On 09/17/2015 03:07 AM, Rafael J. Wysocki wrote:
> On Wednesday, September 16, 2015 03:27:55 PM Alan Stern wrote:
>> On Wed, 16 Sep 2015, Grygorii Strashko wrote:
>>
>>> I think, It should prohibited to probe devices during suspend/hibernation.
>>> And solution introduced in this patch might help to fix it -
>>> in general, we could do :
>>> - add sync point on suspend enter: wait_for_device_probe() and
>>> - prohibit probing: move all devices which will request probing into
>>> deferred_probe list
>>> - one suspend exit: allow probing and do driver_deferred_probe_trigger
>>
>> That could work; it's a good idea.
>>
>>> I'd like to mention here that this patch will work only
>>> if dmp_list will be filled according device creation order ("parent<-child" dependencies)
>>> *AND* according device's probing order ("supplier<-consumer").
>>> So, if there is the case when Parent device can be probed AFTER its children
>>> - it will not work, because "parent<-child" dependencies will not be tracked
>>> any more :( Sry, I could not even imagine that such crazy case exist :'(
>>
>> If we avoid moving devices to the end of the dpm_list when they already
>> have children, then we should be okay, right?
>>
>>> Are there any other subsystems with the same behavior like PCI?
>>
>> I don't know.
>>
>>> If not - probably, it could be fixed in PCI subsystem using device_pm_move_after() or
>>> device_move() in PCIe ports probe.
>>> if yes - ... maybe we can scan/re-check and reorder dpm_list on suspend enter and
>>> restore ("parent<-child" dependencies).
>>
>>> Truth is that smth. need to be done 100%. Personally, I was hit by this issue also,
>>> and it cost me 3 hours of debugging and I came up with the same patch as
>>> Bill Huang, then spent some time trying to understand what is wrong with PCI
>>> - finally, I've just changed the order of my devices in DT :)
>>>
>>> Also, I think, it will be good to have this patch in -next to collect more feedbacks.
>>
>> I like the idea of forcing all probes during a sleep transition to be
>> deferred. We could carry them out just before unfreezing the user
>> threads. That combined with the change mentioned above ought to be
>> worth testing.
>
> Agreed.
>

I've prepared code change which should prohibit devices probing during suspend/hibernation
(below). It also expected to fix wait_for_device_probe() to take into account the case
when the deferred probe workqueue could be still active.
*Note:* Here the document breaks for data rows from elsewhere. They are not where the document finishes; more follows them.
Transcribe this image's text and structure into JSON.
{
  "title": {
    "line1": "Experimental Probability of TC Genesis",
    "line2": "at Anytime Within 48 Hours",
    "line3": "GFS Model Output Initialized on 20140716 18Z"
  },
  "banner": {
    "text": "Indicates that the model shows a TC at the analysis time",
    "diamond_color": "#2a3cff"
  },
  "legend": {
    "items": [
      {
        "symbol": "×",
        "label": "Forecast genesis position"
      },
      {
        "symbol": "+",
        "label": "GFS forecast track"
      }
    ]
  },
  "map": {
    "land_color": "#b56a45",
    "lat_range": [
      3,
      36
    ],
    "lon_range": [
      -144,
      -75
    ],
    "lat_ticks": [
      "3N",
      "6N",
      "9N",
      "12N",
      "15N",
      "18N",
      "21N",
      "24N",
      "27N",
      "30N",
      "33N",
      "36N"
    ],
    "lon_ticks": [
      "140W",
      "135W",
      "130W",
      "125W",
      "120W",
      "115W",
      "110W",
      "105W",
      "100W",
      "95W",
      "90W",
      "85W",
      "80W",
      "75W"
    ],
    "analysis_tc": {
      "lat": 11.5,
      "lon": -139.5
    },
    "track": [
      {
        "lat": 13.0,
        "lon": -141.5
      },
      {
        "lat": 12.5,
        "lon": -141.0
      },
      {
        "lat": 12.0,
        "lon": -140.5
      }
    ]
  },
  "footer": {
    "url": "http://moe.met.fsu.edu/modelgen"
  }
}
NOTE: It's only compile time tested!

I'm very sorry that I'm replying here instead of sending a proper patch -
I'm on business trip right now and I will be traveling next week also and will not
be able to work on it intensively.

If proposed approach is correct I can send RFC/RFT patch/es (or anyone else could
pick up it if interested to move forward faster).

--
regards,
-grygorii